Photography by Grant Taylor, Martin Perry, Rupert Mellor, Heather Mcardle, Stephan Hengst and courtesy of Dutchess Tourism and New York State OPRHP

Get out there

Do…

… hire a car. There’s so much to see and do within short hops, and you can either pick up a rental in NYC or county seat Poughkeepsie – the 90-minute train journey there from the city is virtually at river level for much of the ride, making a lefthand-side window-seat pole position for glorious valley views.

… check out the ‘mobile passports’ for the Dutchess Tourism Trail Finder. Themed for cultural inspiration, local history, wineries, and restaurants, the passports suggest itineraries and offer some discounts.

get a bird’s-eye view. Whether you’re hanging from a cliff (in a fun, sporty way), surveying the scene from the Ferncliff Forest fire tower close to Rhinebeck, or cycling the iconic repurposed railroad bridge Walkway over the Hudson, the world’s longest elevated pedestrian bridge 65m/210ft above the river, the blessed local geography is manna to the eyes. You can even fly in an open-top 1929 biplane out of the Old Rhinebeck Aerodrome.

Don’t…

forget to honour your inner divine feminine. The extraordinary achievements of First Lady Eleanor Roosevelt, engagingly celebrated at her getaway Val-Kill, can overshadow other great local women, whose historic sites include Beacon’s Madam Brett Homestead and the Beatrix Farrand Garden at Bellefield.

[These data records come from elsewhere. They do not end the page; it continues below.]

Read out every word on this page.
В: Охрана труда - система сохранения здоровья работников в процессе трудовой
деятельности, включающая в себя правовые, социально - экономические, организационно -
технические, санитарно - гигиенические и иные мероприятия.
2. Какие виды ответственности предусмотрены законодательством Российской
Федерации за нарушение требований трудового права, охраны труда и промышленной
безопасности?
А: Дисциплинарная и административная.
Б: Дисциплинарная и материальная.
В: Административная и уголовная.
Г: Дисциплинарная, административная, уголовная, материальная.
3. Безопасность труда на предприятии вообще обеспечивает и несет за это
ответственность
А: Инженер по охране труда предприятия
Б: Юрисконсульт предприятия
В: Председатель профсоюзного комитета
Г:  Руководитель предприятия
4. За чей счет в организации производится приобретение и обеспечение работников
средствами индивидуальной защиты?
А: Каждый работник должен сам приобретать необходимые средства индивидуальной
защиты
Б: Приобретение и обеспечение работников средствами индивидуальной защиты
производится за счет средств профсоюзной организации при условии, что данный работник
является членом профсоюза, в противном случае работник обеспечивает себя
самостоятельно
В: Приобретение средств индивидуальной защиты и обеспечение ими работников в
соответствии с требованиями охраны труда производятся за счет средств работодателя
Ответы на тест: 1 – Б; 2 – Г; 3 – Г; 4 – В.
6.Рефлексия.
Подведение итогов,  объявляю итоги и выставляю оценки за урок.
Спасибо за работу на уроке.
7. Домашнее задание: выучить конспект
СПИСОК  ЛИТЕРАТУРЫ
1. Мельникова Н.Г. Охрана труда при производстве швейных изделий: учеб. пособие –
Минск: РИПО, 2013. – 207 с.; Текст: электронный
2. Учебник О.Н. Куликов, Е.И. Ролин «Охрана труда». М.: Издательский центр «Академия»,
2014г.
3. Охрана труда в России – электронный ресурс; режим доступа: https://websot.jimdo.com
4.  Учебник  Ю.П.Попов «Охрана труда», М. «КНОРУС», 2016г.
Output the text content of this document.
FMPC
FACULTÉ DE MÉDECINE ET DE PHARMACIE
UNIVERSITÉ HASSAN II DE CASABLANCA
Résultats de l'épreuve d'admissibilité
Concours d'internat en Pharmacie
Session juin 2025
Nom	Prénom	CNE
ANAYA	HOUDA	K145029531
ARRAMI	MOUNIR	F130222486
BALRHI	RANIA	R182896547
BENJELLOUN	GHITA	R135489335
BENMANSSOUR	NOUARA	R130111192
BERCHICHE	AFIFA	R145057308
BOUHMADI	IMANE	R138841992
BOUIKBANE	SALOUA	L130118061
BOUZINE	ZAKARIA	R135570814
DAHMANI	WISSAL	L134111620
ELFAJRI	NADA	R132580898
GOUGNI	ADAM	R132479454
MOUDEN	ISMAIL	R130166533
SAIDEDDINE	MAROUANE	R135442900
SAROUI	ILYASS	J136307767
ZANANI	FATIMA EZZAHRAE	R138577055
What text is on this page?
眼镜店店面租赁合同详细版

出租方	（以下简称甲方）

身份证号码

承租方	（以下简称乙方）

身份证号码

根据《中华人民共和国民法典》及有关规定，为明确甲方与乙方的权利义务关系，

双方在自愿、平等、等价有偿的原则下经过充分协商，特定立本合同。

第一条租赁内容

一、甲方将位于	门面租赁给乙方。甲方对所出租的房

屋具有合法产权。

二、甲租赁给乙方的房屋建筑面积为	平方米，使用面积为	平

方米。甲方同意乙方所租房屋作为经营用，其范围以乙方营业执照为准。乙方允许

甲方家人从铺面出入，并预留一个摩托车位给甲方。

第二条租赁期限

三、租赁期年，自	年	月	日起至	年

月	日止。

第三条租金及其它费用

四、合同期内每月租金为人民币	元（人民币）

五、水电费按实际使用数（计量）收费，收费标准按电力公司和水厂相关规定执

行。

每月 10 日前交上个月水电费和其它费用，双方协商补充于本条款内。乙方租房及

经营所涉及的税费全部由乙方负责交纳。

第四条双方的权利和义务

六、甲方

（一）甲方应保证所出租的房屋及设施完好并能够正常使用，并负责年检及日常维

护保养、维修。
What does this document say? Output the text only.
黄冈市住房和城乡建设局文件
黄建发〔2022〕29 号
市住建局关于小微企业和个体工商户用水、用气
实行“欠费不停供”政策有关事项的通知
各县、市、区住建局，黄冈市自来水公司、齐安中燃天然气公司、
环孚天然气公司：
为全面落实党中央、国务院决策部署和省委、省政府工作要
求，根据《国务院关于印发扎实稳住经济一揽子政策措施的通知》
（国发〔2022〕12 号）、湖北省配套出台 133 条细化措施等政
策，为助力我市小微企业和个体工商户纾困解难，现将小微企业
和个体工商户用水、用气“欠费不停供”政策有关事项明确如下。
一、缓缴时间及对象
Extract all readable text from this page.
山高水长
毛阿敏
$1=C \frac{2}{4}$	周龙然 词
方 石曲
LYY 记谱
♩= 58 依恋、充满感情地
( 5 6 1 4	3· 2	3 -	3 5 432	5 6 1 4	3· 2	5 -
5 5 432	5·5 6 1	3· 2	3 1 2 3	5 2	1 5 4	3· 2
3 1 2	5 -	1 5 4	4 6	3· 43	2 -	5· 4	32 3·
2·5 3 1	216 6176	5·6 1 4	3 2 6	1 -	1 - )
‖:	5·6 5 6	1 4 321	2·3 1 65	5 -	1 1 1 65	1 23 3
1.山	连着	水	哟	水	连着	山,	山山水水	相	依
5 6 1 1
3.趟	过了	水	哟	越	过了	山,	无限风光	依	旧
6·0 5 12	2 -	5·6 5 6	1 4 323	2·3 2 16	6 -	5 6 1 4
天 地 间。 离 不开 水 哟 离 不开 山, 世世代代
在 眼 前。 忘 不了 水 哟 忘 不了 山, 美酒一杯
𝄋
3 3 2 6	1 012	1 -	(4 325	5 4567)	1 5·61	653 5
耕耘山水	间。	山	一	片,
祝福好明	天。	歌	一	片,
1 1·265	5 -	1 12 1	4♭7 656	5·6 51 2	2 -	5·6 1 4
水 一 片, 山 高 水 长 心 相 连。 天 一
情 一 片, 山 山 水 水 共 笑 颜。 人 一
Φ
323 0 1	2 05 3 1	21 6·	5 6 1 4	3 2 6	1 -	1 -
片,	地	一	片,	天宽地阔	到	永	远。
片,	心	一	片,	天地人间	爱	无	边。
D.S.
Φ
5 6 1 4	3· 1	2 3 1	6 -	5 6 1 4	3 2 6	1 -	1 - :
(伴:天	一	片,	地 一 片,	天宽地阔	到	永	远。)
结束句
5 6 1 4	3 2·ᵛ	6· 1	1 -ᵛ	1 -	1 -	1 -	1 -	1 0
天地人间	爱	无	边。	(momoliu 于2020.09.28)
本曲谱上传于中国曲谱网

expect to get a walk-in restaurant table at weekends. Book ahead, especially in summer, when a packed calendar of fairs add daytrippers to the full complement of weekly commuters rolling into the towns and villages.

feel you have to miss out on LGBTQ+ revelries just because you’re out of town. Beacon’s The Roosevelt Bar serves the community seven days a week, with drag hosted by Andramada on Fridays, while Poughkeepsie’s Reason & Ruckus bar hosts Dive Bar Disco every other Saturday. The Hudson Valley area is also home to queer art exhibitions and classes, sports clubs, river cruise parties and live music performances.

The inside track

Stephan Hengst and Patrick Decker

A lack of connected community among the Hudson Valley’s large numbers of queer residents inspired husbands Stephan Hengst and Patrick Decker to set up Big Gay Hudson Valley, at first an information website and now also a producer of diverse LGBTQ+ events – it’s as fabulous as Dutchess County gets.

www.biggayhudsonvalley.com

Sip

Head further into the county and you’ll find spectacular vineyards and distilleries. Millbrook Vineyards & Winery and Taconic Distillery are great, but Milea Estate Vineyard really stands out.

Sup

Rhinecliff is home to one of our favourite places to hang out in the county. Kips Tavern has some of the best food, best service and best value around. And it always has a cool queer scene going on.

See

The Frances Lehman Loeb Art Center is incredible. It’s at Vassar College, which was originally women-only and has a strong queer history. Among its collection are works by Warhol, Haring and O’Keeffe.